Edited by Rob_125 on Tuesday 2nd March 19:55
Rob_125 said:
Therefore if prices rise by 10%, our salaries are not, we can still only borrow ~£300k but have to find an extra £45k. Definitely 1st world problems, but starting to feel a little trapped in our current place.
Depends what your current place is worth - you only need to fund 10% of the amount you are upsizing by (i.e. if you sell a £350k place to fund the £450k place you 'gain' £35k of the £45k in equity). Also you are assuming zero correlation between whatever you hold your savings in (stocks and shares?) and the housing market.z4RRSchris said:
2015-now we have seen some prime property classes take a 20-30% hit, and in real terms stagnant has seen a drop but what i never appreciated was the blind depths the gov would go to to support the market.
They do need to support it though, what else there is ? I mean very basic layman's terms/calculation, when you upgrading to a new property, basic transaction includes; Estate Agent, surveyors, brokers, removal company and solicitors.. One transaction supports at least 5 different jobs in 4-5 months periods, and this is without the upgrades or building works.
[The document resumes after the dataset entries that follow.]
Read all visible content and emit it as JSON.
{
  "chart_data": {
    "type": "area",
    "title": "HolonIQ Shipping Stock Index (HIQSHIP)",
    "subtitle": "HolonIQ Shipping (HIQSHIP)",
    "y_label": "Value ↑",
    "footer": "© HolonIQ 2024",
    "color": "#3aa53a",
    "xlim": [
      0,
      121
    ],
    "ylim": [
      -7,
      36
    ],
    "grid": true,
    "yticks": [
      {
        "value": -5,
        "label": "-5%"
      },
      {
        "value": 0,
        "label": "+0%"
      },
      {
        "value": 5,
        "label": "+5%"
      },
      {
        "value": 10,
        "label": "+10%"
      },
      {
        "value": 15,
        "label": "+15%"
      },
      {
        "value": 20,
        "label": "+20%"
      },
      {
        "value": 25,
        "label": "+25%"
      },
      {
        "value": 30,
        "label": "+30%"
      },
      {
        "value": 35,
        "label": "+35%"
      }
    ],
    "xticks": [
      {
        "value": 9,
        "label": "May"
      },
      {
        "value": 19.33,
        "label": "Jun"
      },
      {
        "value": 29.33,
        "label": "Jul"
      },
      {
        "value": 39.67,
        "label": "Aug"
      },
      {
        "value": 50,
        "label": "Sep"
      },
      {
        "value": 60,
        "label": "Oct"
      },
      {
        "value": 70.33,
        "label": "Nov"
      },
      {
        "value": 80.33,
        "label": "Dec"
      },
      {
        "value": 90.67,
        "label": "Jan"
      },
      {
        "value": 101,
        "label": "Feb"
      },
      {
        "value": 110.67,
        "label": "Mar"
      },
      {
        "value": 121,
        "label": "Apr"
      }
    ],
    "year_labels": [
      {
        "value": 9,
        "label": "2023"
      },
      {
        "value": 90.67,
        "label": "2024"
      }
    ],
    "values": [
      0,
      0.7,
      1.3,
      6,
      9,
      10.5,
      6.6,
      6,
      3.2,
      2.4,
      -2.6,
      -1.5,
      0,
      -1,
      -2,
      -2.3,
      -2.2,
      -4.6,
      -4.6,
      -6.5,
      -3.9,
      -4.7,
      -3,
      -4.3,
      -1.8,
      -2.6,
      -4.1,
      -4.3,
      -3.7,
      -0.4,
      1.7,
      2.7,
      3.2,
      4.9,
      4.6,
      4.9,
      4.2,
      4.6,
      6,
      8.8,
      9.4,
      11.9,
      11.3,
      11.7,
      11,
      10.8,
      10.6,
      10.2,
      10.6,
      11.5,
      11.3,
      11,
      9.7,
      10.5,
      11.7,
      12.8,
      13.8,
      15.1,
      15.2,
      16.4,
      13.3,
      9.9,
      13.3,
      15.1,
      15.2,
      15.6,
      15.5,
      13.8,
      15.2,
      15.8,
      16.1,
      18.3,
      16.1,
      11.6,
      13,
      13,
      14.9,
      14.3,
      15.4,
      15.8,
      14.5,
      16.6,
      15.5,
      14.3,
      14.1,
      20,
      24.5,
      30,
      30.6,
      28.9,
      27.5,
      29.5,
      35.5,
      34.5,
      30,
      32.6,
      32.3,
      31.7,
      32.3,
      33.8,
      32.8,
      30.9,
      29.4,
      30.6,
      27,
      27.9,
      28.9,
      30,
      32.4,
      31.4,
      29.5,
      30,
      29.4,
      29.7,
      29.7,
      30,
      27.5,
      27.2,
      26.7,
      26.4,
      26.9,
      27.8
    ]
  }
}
People would be encouraged to do it more often, if there was a slightly less "punishing" stamp duty below 900k purchases or 2nd homes.. Thanks to Maggie, residential property was made significantly more attractive as an investment since the 1980s...
Prices do seem to be getting a bit insane - I was worried when we put an offer in for our current house (Cheshire) earlier this year that it was well above the ceiling for anything else on the road given nothing had sold for a good few years...but since then, 2 houses have gone for £20k and £140k more than I paid (all 4-bed semis), so I'm now slightly more relaxed
With the market moving so quickly I do wonder about what process people who are actually buying have followed - it almost feels as though there is no choice but to buy sight unseen (maybe if you are really lucky a "virtual viewing").
It feels mad to spend less time deciding on a house than some of us do on a car.
It feels mad to spend less time deciding on a house than some of us do on a car.